Output from Qatar’s low-cost, gas-rich North Field is set to establish the nation as the biggest long-term supplier of LNG just as an earlier glut turns into voracious demand through 2019 and beyond.
As state-owned Qatar Petroleum has made clear, Qatar sees itself as a pivotal supplier, particularly in Europe and China where it is expected to profit from the trade dispute with the United States.
“One of Qatar’s major competitors for new supply development, US LNG, is currently engaged in a tariff war with China, the world’s largest market for LNG,” pointed out energy consultant Wood Mackenzie’s Giles Farrer, research director for global gas and LNG supply. “Qatar could see this as an opportunity.”
Further, Qatar’s export opportunities can only be helped by China slapping a 10% tariff on LNG imports from the United States in September in retaliation against Washington’s imposition of duties on a range of goods.
Qatar hasn’t been slow in exploiting Sino-American friction.

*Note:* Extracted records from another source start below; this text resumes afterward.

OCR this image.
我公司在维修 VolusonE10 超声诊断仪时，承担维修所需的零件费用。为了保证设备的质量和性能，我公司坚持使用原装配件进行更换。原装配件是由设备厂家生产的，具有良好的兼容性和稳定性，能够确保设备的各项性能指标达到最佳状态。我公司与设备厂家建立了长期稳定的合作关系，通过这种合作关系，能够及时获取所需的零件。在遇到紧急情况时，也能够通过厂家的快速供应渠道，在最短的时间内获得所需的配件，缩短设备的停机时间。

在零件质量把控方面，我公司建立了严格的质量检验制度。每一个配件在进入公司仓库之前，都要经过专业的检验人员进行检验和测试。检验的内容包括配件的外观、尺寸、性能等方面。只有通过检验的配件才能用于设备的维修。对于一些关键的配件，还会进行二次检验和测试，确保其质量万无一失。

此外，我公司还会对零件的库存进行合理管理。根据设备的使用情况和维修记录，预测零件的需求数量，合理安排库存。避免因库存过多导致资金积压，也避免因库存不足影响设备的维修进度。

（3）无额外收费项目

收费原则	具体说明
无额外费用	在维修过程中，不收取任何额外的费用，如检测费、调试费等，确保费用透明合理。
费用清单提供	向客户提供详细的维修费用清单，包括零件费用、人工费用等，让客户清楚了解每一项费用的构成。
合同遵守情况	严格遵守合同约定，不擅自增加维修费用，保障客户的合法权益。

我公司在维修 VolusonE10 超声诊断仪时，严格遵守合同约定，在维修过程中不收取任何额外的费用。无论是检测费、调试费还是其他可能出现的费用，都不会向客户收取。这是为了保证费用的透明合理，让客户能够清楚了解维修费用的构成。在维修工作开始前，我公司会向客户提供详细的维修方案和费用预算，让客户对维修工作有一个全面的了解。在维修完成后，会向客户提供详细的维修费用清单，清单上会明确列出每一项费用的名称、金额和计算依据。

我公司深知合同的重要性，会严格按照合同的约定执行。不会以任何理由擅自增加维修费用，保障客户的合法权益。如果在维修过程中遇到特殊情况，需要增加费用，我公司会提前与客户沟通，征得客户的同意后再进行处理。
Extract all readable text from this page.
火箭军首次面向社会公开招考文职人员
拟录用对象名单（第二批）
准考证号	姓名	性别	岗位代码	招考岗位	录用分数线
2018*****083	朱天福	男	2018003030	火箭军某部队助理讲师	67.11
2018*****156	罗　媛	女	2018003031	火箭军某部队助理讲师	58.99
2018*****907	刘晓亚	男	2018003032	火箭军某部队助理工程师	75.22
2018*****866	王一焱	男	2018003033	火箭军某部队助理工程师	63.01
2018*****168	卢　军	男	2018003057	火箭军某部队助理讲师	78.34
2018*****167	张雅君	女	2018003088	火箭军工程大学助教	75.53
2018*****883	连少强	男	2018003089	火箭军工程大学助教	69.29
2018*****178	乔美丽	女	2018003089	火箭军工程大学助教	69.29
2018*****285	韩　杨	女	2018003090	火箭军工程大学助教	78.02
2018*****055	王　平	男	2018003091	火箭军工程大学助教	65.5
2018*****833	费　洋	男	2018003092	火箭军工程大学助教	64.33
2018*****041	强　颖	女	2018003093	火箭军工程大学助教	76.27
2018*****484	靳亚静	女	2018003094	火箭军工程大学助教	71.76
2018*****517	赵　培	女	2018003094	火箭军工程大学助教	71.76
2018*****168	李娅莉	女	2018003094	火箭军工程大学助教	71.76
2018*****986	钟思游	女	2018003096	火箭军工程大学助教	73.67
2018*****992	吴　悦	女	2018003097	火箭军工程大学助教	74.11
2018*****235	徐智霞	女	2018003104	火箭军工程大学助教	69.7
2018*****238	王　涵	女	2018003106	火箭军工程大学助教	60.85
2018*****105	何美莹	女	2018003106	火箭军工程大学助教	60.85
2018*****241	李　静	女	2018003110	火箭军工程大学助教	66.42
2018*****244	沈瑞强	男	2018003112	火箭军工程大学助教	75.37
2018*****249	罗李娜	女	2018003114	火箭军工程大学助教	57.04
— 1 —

Earlier this year Qatargas, the country’s gas-producing arm, agreed to double the volumes of LNG it will sell to state-owned PetroChina, the country’s largest gas supplier, in a 22-year deal involving a fleet of tankers that will deliver about 3.4M tonnes a year of LNG. The gas will be shipped by Qatargas’ fleet of 70 conventional, Q-Flex and Q-Max LNG vessels to different receiving terminals across China between now and 2040. The first cargo was transported in late September.
And in another affirmation of the country’s growing links with China, in October Qatar Petroleum signed a sale and purchase agreement with another Chinese company, Oriental Energy, to deliver 600,000 tonnes of LPG over five years, starting in January 2019. The latter deal is one of the most important Qatar has made in China – Oriental Energy is the country’s biggest LPG company with a large distribution network and storage facilities, with five major terminals. Like Qatar’s LNG deliveries, the gas will be shipped by tanker.
In Qatar’s LNG ambitions, the giant North Field, with total recoverable gas of more than 900 trillion standard cubic feet, will be the linchpin because of its low cost of supply. According to a recent study by Mr Farrer, “there are likely to be economies of scale from developing a bigger project, particularly in the light of the promising appraisal results at the North Field mentioned by Qatar Petroleum.”
If the appraisals of North Field turn out as well as Qatar Petroleum hopes, it should be able to undercut rival exporters such as Australia and the US. “The North Field’s economies of scale will make what is already the most competitive new LNG project worldwide even cheaper,” Mr Farrer pointed out.
Other studies such as those by the Oxford Institute of Energy Studies back this judgement. Earlier the OIES, noting Qatar Petroleum’s excellent track record in bringing its LNG projects into operation, said “These resulted in a low effective LNG breakeven price, which no other current LNG-exporting country could challenge in terms of new-project economics.” Production will be based on three mega-trains requiring a capital cost of about US$24Bn, well within the country’s reach.